An $n\times n$ matrix $A$ such that $PA^T = AP$ Suppose that I have an $n\times n$ real matrix $A$ such that $PA^T = AP$ for every invertible matrix $P$. Does this imply that $A$ is a multiple of the identity matrix (i.e., $A= c\, I_{n\times n}$ for some $c\in \mathbb{R}$.) ?
 A: The following proof works over any field, not just $\mathbb R$:
Put $P=I$, we see that $A$ is real symmetric. Hence $PA=AP$ for every invertible $P$. Since the set of all invertible matrices spans the whole matrix space, we in turn get $XA=AX$ for every square matrix $X$. Now it is well known (and also an easy exercise) that a matrix that commutes with every other square matrix must be a scalar multiple of $I$.

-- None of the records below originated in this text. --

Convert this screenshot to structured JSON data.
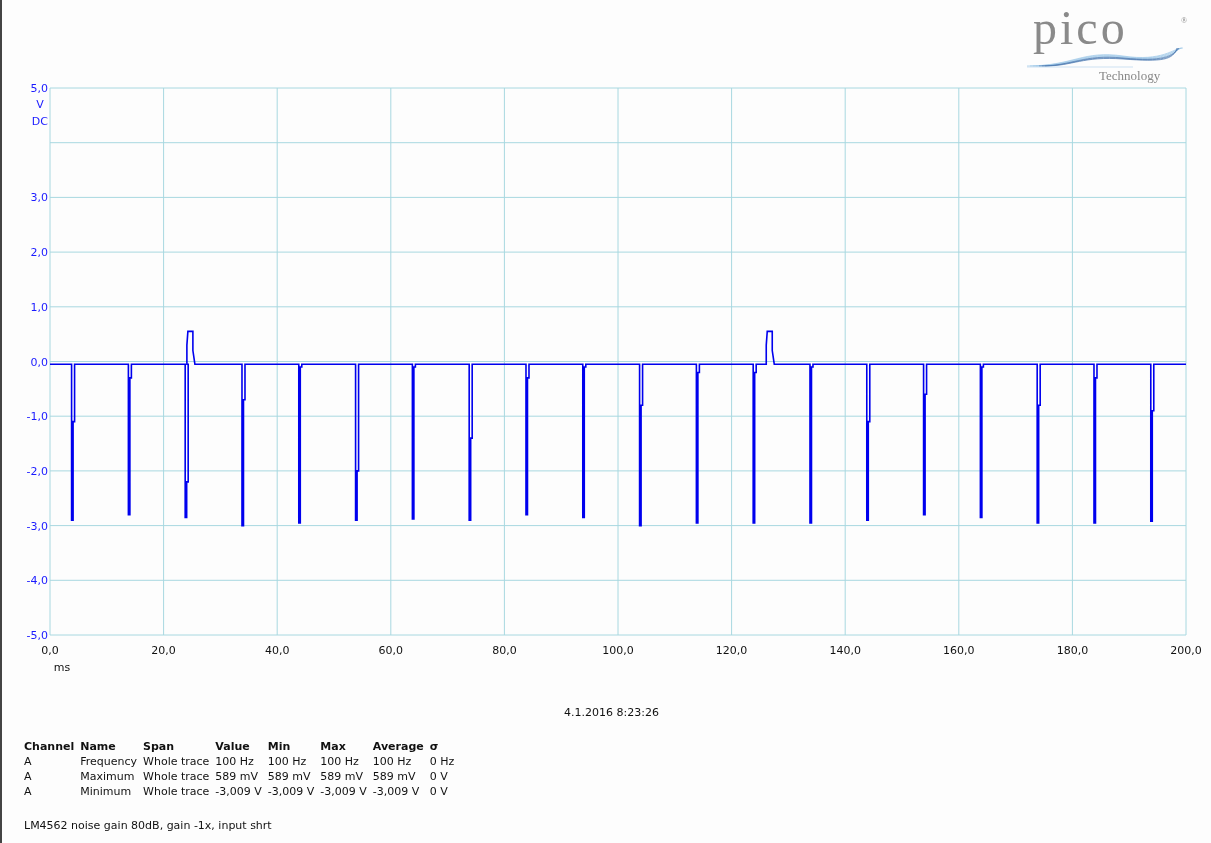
{
  "logo": {
    "name": "pico",
    "registered": "®",
    "subtitle": "Technology"
  },
  "plot": {
    "y_labels": [
      "5,0",
      "3,0",
      "2,0",
      "1,0",
      "0,0",
      "-1,0",
      "-2,0",
      "-3,0",
      "-4,0",
      "-5,0"
    ],
    "y_unit": "V",
    "coupling": "DC",
    "x_labels": [
      "0,0",
      "20,0",
      "40,0",
      "60,0",
      "80,0",
      "100,0",
      "120,0",
      "140,0",
      "160,0",
      "180,0",
      "200,0"
    ],
    "x_unit": "ms"
  },
  "timestamp": "4.1.2016 8:23:26",
  "measurements": {
    "columns": [
      "Channel",
      "Name",
      "Span",
      "Value",
      "Min",
      "Max",
      "Average",
      "σ"
    ],
    "rows": [
      [
        "A",
        "Frequency",
        "Whole trace",
        "100 Hz",
        "100 Hz",
        "100 Hz",
        "100 Hz",
        "0 Hz"
      ],
      [
        "A",
        "Maximum",
        "Whole trace",
        "589 mV",
        "589 mV",
        "589 mV",
        "589 mV",
        "0 V"
      ],
      [
        "A",
        "Minimum",
        "Whole trace",
        "-3,009 V",
        "-3,009 V",
        "-3,009 V",
        "-3,009 V",
        "0 V"
      ]
    ]
  },
  "note": "LM4562 noise gain 80dB, gain -1x, input shrt"
}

A: Yes, indeed we have $A^T= P^{-1}AP$ for every invertible matrix $P$. In particular if $P$ is the identity, then $A^T=A$. Hence $A$ is symmetric and thus have a real eigenvector, say $v$, such that $Av = \lambda v$. Now, note that for any invertible matrix $P$, we have
$$ A Pv = PA^T v = PAv = P\lambda v = \lambda Pv,$$
i.e. $Pv$ is also an eigenvector of $A$. Since for every $w\neq 0$, there exists an invertible matrix $P$ such that $Pv = w$, it follows that $Au = \lambda u$ for every $u \neq 0$. Hence $A$ must be a multiple of the identity, i.e. $A=\lambda I$.

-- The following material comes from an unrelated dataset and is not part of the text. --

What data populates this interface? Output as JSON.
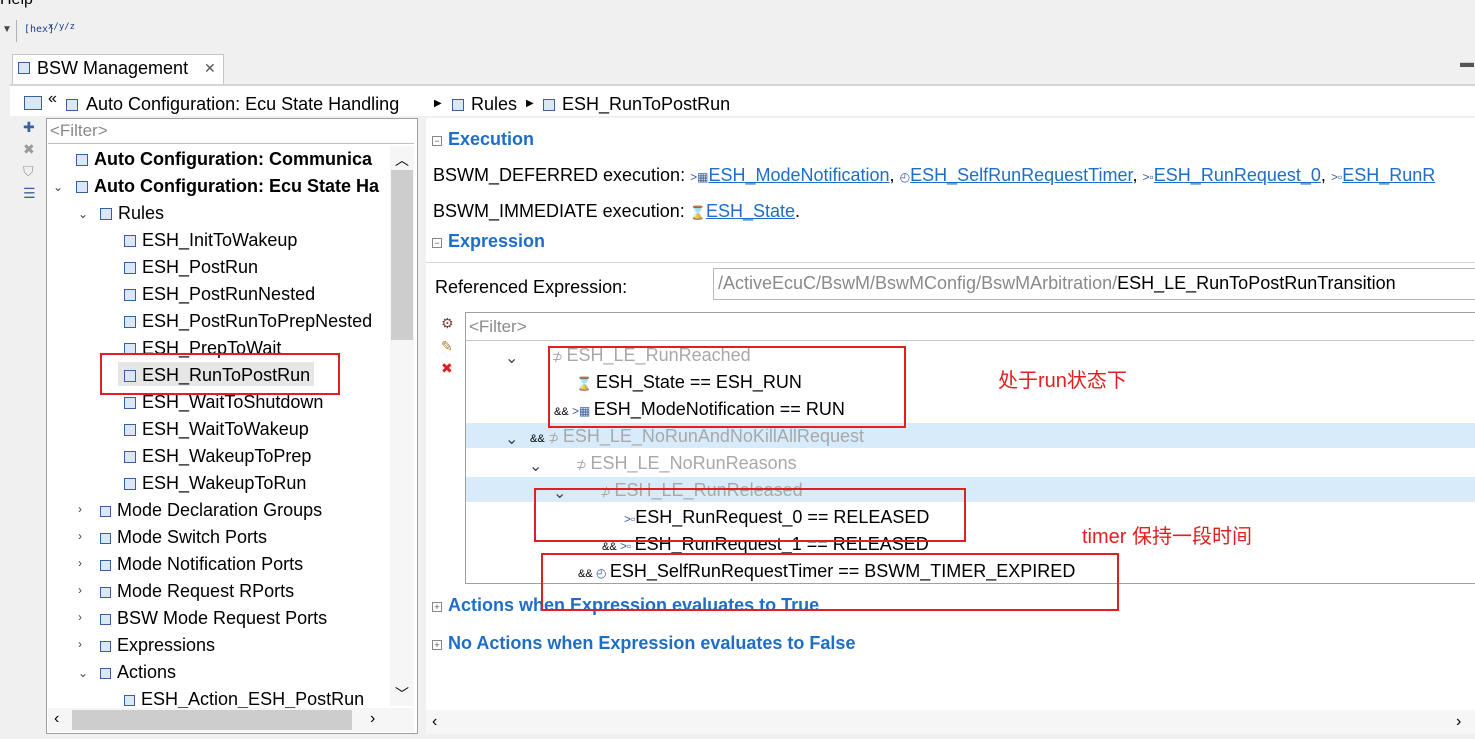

A: Here's a very elementary proof.
First, as the other answers already stated, if you set $P=I$, you directly get that $A^T=A$. Therefore in all the following we can just omit the transposition.

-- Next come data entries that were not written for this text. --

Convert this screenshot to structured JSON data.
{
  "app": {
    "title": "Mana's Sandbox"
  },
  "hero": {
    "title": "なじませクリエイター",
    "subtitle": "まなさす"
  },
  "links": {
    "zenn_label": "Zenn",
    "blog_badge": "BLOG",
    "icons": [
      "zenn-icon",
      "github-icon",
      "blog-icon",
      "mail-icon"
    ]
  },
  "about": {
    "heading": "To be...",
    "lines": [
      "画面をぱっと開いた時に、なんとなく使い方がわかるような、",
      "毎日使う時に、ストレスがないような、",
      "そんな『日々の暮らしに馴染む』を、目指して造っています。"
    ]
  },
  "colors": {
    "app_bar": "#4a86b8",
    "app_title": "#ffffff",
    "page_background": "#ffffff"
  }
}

Next, take for $P$ the diagonal matrix that has $-1$ as the $k$-th diagonal element and $1$ for the others. Then $PA=AP$ means the matrix that you get when reversing all signs in the $k$-th row is equal to the matrix that you bet by reversing the signs in the $k$-th column. This is only possible if all nondiagonal elements in the $k$-th row and $k$-th column are $0$, and since this is true for all $k$, $A$ must be diagonal.
Finally, by using permutation matrices as $P$ you find that all diagonal elements must be equal. Therefore $A$ is a multiple of the unit matrix.
On the other hand, for any multiple of the unit matrix it is easily verified that $PA^T=AP$ for any $P$, so there are no further conditions on $A$.